The good news is simple enough: consumers are cutting back in their spending. This may not be pleasant for some people because they want to sell more stuff. But their welfare is not the general welfare. The general welfare is obvious: people need to spend less and save more. The Guardian reports:
“Retailers pulled stocks lower Wednesday as US markets reopened following the Christmas holiday. The Dow Jones industrial average fell 49 points to 13,090 as of noon. The Standard & Poor’s 500 index fell seven to 1,419 and the Nasdaq composite lost 19 to 2,993… Major US retailers fell following a glum report on US holiday sales. Macy’s and Urban Outfitters lost 3%. Sears Holdings fell nearly 5%. The MasterCard Advisors SpendingPulse report found that sales of electronics, clothing, jewelry and home goods increased just 0.7% in the two months before Christmas compared with the same period last year. That’s well below the growth of 3 to 4% growth that analysts had expected and the worst performance since 2008, when spending shrank during the Great Recession” (emphasis added).
This is, hopefully, a turning point from past foolish behavior. Thanks to consumer credit and boundless fantasies about how it will all be taken care of in the future (commonly called “consumer optimism”), consumers have been spending more than they bring in. This doesn’t just mean that they are in debt; it also means that almost every industry is selling goods and services to Americans on the basis of wealth that doesn’t really exist. No matter how much Wal-Mart boasts in low prices, the truth is that their expectations regarding how much they sell are shaped by a past history of consumers willing to use credit and to not bother to save.
The government has encouraged this behavior by keeping interest rates low so that borrowing looks more attractive than saving. The government also sponsored a network of financial “experts” who went on TV shows and other venues and assured us that the declining savings of Americans was nothing to worry about because Americans were now “saving” by putting their net worth into their rising housing values. They used the housing bubble to give American’s a false sense of security. They boosted “consumer confidence” on lies.
Now that lie has stopped working. This story, like many others, wants us to believe that the lack of consumer confidence is a bad and baseless pessimism. And it wants us to believe that the fact that it now looks like there will be no deal to prevent “the fiscal cliff” is the culprit. Of course, that means it really wants us to blame the GOP leaders in Congress for not caving into Obama’s demands.
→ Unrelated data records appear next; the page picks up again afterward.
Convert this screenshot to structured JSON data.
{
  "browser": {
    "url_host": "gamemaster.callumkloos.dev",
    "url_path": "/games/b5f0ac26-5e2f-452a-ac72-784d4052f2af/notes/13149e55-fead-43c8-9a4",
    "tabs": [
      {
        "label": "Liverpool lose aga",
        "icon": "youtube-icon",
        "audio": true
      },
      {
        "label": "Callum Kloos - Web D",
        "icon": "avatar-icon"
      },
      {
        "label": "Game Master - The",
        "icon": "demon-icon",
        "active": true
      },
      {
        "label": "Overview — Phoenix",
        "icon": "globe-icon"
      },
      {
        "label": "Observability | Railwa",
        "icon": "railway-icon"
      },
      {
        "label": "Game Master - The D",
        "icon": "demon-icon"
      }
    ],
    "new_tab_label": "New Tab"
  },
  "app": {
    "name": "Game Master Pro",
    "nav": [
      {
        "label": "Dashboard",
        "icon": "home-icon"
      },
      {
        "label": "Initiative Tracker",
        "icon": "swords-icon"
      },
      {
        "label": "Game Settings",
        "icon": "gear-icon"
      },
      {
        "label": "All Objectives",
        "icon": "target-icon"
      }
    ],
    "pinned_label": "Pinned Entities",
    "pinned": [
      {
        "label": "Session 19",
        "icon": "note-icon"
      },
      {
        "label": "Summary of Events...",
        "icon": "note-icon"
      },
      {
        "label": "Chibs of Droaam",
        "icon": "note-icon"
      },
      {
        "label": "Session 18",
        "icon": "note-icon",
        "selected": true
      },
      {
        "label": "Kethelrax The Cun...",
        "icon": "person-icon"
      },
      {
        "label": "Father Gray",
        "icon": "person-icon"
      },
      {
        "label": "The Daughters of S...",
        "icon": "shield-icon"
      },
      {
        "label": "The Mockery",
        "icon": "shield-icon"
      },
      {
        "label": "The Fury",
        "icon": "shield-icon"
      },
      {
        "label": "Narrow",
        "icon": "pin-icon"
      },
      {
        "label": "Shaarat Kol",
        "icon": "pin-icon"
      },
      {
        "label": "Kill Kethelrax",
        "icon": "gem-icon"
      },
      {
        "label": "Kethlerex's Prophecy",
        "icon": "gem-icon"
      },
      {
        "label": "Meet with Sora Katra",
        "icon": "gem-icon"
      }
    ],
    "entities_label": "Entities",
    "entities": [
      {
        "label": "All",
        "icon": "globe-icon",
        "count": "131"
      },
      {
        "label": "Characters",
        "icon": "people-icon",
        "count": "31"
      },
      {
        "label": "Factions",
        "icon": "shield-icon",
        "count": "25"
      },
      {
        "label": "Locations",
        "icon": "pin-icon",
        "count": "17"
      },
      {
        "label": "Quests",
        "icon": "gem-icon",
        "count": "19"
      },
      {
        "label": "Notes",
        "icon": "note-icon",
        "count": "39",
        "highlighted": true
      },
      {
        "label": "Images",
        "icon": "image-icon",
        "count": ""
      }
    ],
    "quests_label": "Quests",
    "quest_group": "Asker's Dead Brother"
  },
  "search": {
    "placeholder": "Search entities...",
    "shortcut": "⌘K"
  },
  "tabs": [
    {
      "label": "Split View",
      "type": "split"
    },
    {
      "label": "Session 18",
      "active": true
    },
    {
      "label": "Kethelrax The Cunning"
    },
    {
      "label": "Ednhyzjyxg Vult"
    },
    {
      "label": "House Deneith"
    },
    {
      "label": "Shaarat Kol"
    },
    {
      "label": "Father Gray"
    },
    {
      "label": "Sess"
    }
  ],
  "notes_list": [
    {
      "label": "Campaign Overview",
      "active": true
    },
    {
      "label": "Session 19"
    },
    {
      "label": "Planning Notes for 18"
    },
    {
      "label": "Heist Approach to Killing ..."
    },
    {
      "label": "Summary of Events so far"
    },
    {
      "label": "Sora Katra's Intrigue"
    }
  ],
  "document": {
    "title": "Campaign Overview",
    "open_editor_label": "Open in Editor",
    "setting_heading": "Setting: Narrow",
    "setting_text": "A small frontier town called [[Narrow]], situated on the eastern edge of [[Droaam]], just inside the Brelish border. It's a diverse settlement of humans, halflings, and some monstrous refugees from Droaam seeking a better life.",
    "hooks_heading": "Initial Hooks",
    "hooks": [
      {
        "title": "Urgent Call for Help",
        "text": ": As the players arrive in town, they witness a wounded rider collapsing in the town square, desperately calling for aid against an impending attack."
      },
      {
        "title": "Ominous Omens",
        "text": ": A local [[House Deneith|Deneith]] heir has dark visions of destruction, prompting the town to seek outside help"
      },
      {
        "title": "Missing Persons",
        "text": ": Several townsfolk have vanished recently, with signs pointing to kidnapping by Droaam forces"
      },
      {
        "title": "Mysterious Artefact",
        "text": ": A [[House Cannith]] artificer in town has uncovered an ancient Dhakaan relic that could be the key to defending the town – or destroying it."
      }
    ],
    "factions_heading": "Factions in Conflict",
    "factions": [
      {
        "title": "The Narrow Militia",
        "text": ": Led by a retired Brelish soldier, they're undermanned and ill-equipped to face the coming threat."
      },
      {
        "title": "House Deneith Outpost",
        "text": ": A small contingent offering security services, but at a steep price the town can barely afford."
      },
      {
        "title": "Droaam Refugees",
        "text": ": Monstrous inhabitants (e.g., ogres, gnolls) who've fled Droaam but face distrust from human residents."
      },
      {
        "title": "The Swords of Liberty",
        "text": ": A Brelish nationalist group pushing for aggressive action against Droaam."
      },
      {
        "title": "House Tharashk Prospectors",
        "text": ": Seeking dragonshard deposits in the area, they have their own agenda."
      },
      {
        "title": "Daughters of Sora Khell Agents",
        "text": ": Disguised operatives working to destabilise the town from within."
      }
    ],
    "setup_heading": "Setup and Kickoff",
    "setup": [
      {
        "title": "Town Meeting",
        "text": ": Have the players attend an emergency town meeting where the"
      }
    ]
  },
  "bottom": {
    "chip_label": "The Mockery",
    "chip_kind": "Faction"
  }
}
But the drop in consumer confidence seems to have begun to early to be blamed on the fear of going over the fiscal cliff. It should be obvious to everyone that our economy is still failing and that Bernanke’s eternal QE stimulus is putting out false signals of a slow recovery. Even if it was due to the perception that we are going over the fiscal cliff, that would be a benefit, not a problem. Americans need to stop pretending that somehow they will be rescued in the future from their reckless spending of today. The exact opposite is true: the reckless spending now is what impoverishes our futures and the futures of our children.
What would a deal to avert the “fiscal cliff” really mean? It would mean more borrow and spending in order to delay the inevitable and make it worse. That is the only basis for optimism that the mainstream media can really offer.
It is a delusion and a snare. This was a wonderful Christmas, and it needs to become the new normal. We need to cut spending and begin saving, or at least start paying off debt.